Глава IX Компоненты образа
1
Анализируя огромную разницу между звуковым и немым кино, часто упоминали о сопротивлении появлению звука. Однако не менее убедительно доказывали и то, что немое кино с нетерпением ожидало прихода звука и уже его предвосхищало: немое кино было не немым, а лишь «молчаливым», как называл его Митри, или еще «глухим», как писал Мишель Шьон. Утверждали, что звуковое кино утратило универсальный язык и всемогущество монтажа, – приобрело же оно, согласно Митри, непрерывность при переходе от момента к моменту, от места к месту. Но если мы сравним компоненты «немого» образа и звукового, то заметим и другое различие. Немой образ составляется из видимого образа и титров, которые прочитываются (вторая функция зрения). Среди прочих элементов титры включают речевые акты. Последние письменно фиксировались и в форме косвенной речи (так, фраза «Сейчас я тебя убью» передавалась в форме «Он говорит, что сейчас он его убьет», наделялись абстрактной универсальностью и выражали некий порядок. А вот видимый образ сохранял и развивал нечто естественное, выражая природную сторону предметов и людей. Анализируя «Табу» Мурнау (1931), Луи Одибер приходит к выводу, что этот немой фильм, снятый уже после наступления эры звукового кино, можно считать доказательством первичности немого кино: дело в том, что в силу своей изначальной глубины визуальный образ отсылает к невинной физической природе, непосредственно к жизни, у которой нет потребности в языке, тогда как в титрах или надписях проявляются закон, запреты, традиционный порядок, а они взрывают эту невинность, как в произведениях Руссо [597] .
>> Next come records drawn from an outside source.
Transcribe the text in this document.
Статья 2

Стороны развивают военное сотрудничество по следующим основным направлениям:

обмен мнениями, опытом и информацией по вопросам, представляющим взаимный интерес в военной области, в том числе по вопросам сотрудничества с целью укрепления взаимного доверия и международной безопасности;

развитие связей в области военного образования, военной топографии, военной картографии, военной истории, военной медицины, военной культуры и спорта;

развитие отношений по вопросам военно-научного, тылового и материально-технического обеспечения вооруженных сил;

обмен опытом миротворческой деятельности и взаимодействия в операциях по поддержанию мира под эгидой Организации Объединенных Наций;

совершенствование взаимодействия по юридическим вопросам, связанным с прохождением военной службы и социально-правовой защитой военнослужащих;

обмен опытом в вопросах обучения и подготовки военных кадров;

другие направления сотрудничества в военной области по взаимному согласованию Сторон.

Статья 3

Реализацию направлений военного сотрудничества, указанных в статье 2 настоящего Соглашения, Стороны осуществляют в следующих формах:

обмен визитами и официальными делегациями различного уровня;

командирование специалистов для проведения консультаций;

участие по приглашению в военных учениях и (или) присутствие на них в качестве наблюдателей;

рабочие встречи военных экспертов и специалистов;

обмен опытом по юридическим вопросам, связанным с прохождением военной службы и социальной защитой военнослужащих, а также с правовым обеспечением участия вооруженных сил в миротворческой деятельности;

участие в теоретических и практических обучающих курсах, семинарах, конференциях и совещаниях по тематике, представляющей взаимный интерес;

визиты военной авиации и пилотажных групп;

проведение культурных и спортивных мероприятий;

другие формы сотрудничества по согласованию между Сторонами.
Нам возразят, что это распределение тесно связано с экзотическим сюжетом «Табу» . Но этого невозможно утверждать с уверенностью. Немое кино непрестанно показывало цивилизацию, город, квартиры, предметы обихода, искусство и культ, всевозможные артефакты. Но при этом оно придавало им своего рода естественность, в которой и кроется тайна и прелесть немого образа [598] . Даже грандиозным декорациям как таковым свойственна какая-то естественность. Даже лица начинают выглядеть как феномены природы (замечание Базена по поводу «Страстей Жанны д’Арк» ). Визуальный образ демонстрирует структуру общества, сложившуюся в нем ситуацию, наличествующие в нем «места» и функции, действия и реакции индивидов, словом – форму и содержание. И, разумеется, он настолько «стискивает» речевые акты, что может показать нам и жалобы бедняков, и крики бунтовщиков. Он показывает условия речевого акта, его непосредственные следствия и даже его фонацию. Но он досягает и до природы того или иного общества, до социальной физики действий и реакций, даже до физики речи. Эйзенштейн утверждал, что у Гриффита бедняки и богачи являются таковыми от природы. Но и сам Эйзенштейн сохраняет тождественность общества или истории Природе, с той лишь оговоркой, что это тождество теперь становится диалектическим и проходит через преобразование естественной сущности человека и антропной сущности неравнодушной Природы (отсюда, как мы уже видели, другая концепция монтажа) [599] . Словом, в обобщенно взятом немом кино визуальный образ является чем-то вроде натуралистичного, в той мере, в какой мы понимаем естественную суть человека в Истории или же в обществе, – тогда как другой элемент, другой план, отличающийся как от истории, так и от природы, переходит в безусловно письменный, т. е. читаемый дискурс, а также в стиль косвенной речи [600] . Коль скоро это так, немому кино полагается максимально тесно связывать видимый образ с образом читаемым – будь то ради формирования подлинных блоков с титрами, в духе Вертова или Эйзенштейна, или же ради ввода в визуальное особо важных письменных элементов (как в «Табу» – писаных законов и посланий, – или же у Китона в «Нашем гостеприимстве» мстящий отец видит над головой дочери взятый в рамку девиз «Возлюби ближнего своего, как самого себя»…), либо во всех случаях, когда производятся графические исследования написанного текста (например, повторение слова «Братья» все увеличивающимися буквами в «Броненосце “Потемкине”» ).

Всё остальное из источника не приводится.